Unsupervised Detection of Speculative Regimes and the Empirical Audit of Agentic Responsibility in Financial Markets
Abstract
The rise of autonomous trading agents powered by Large Language Models introduces new systemic risks to financial markets through synchronized decision-making and emergent herding behavior. We introduce the Agentic Regime Auditor, an unsupervised framework for real-time detection of transitions between "Responsible" and "Speculative" market states driven by algorithmic homogeneity. By combining Gaussian Mixture Models with the Hurst exponent---a measure of long-term memory and fractal efficiency---we identify distinct behavioral regimes without requiring labeled training data.
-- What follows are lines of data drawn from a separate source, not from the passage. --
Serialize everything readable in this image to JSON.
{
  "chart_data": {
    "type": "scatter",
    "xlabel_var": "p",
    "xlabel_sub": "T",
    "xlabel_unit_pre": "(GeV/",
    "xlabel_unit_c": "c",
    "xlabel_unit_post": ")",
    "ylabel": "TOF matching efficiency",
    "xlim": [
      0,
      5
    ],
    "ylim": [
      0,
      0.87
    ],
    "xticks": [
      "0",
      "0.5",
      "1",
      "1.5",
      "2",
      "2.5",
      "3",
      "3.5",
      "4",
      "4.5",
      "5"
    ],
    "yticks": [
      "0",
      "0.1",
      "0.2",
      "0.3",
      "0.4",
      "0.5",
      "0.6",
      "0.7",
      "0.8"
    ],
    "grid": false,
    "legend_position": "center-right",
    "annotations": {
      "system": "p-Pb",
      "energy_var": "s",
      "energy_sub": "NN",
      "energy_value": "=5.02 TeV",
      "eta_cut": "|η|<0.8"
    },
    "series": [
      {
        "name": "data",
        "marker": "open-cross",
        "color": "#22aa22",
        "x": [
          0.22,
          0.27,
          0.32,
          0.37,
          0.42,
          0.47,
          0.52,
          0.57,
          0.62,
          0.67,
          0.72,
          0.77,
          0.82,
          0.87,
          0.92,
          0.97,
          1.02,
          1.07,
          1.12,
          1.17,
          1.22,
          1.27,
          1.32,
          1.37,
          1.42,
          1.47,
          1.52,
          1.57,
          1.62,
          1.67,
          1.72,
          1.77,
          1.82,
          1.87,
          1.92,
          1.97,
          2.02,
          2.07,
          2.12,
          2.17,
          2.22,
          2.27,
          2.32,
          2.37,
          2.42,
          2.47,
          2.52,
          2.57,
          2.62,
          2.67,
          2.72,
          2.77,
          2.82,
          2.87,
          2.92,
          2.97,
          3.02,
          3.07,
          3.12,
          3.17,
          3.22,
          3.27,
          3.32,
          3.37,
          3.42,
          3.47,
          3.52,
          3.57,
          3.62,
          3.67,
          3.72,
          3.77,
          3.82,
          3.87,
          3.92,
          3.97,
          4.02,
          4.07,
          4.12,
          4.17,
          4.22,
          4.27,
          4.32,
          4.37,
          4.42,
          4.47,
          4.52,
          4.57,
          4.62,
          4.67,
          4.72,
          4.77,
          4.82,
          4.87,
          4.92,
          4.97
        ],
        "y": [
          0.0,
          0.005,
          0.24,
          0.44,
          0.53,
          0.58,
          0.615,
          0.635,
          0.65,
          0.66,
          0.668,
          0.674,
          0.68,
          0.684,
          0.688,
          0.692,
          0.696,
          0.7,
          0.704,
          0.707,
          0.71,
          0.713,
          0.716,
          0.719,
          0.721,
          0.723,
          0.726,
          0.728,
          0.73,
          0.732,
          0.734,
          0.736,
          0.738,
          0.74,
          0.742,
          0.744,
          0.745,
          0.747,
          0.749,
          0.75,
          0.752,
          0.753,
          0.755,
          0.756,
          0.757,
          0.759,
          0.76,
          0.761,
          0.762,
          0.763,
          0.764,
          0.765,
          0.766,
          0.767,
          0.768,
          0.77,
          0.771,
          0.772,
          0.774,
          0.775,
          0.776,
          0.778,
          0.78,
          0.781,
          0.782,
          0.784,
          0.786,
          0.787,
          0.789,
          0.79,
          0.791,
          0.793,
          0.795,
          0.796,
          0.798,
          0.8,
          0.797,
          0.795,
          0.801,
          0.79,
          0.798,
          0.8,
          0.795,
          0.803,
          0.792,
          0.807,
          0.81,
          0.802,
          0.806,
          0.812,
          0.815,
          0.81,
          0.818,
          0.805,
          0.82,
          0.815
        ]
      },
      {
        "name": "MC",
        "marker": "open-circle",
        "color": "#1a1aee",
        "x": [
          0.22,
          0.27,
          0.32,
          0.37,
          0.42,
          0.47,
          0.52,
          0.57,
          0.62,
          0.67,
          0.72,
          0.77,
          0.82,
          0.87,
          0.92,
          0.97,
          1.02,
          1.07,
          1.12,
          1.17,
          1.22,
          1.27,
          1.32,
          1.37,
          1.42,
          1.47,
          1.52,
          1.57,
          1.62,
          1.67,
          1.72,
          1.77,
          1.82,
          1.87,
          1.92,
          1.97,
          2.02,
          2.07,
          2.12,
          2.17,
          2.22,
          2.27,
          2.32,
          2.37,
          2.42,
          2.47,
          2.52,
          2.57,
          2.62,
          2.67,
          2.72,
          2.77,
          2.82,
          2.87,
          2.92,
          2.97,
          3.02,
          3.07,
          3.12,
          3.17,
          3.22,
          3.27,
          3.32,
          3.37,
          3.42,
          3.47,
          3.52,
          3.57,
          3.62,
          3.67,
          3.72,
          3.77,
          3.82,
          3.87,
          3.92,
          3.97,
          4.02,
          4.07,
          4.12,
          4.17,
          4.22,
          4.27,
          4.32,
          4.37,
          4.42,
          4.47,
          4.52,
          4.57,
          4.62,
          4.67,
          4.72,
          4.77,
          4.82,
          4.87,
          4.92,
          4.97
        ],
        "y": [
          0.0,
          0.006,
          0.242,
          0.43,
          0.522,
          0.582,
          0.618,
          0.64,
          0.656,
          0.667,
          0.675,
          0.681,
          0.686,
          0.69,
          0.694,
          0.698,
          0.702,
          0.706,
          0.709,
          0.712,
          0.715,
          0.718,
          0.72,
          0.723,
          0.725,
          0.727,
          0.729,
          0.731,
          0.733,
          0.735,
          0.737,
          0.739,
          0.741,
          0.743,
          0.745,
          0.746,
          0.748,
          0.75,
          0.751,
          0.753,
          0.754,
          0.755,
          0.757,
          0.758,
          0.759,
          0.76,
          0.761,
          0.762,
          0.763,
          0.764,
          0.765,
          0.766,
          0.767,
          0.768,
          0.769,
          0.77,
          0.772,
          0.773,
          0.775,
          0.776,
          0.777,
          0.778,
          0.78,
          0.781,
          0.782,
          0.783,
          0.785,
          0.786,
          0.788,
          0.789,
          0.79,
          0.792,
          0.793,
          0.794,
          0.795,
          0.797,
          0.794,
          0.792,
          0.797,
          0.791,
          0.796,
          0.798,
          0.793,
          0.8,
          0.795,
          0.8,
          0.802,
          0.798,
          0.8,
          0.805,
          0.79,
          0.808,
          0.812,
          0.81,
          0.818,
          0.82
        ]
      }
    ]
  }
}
Our empirical analysis of BTC-USD and SPY markets from 2024--2026 reveals three key findings: (1) speculative agentic regimes exhibit statistically distinct roughness and heavy-tailed returns, validating the existence of identifiable "unsafe" states; (2) a Fragility Gap emerges where Bitcoin shows 4x higher regime entry probability (P = 0.04) compared to regulated markets (P = 0.01$), while traditional markets exhibit greater persistence once destabilized; (3) these transitions are computationally tractable for deployment as regulatory circuit breakers. Our results demonstrate that fractal-volatility phase space clustering can effectively audit collective agentic behavior, enabling regime-adaptive governance mechanisms for AI-driven financial systems.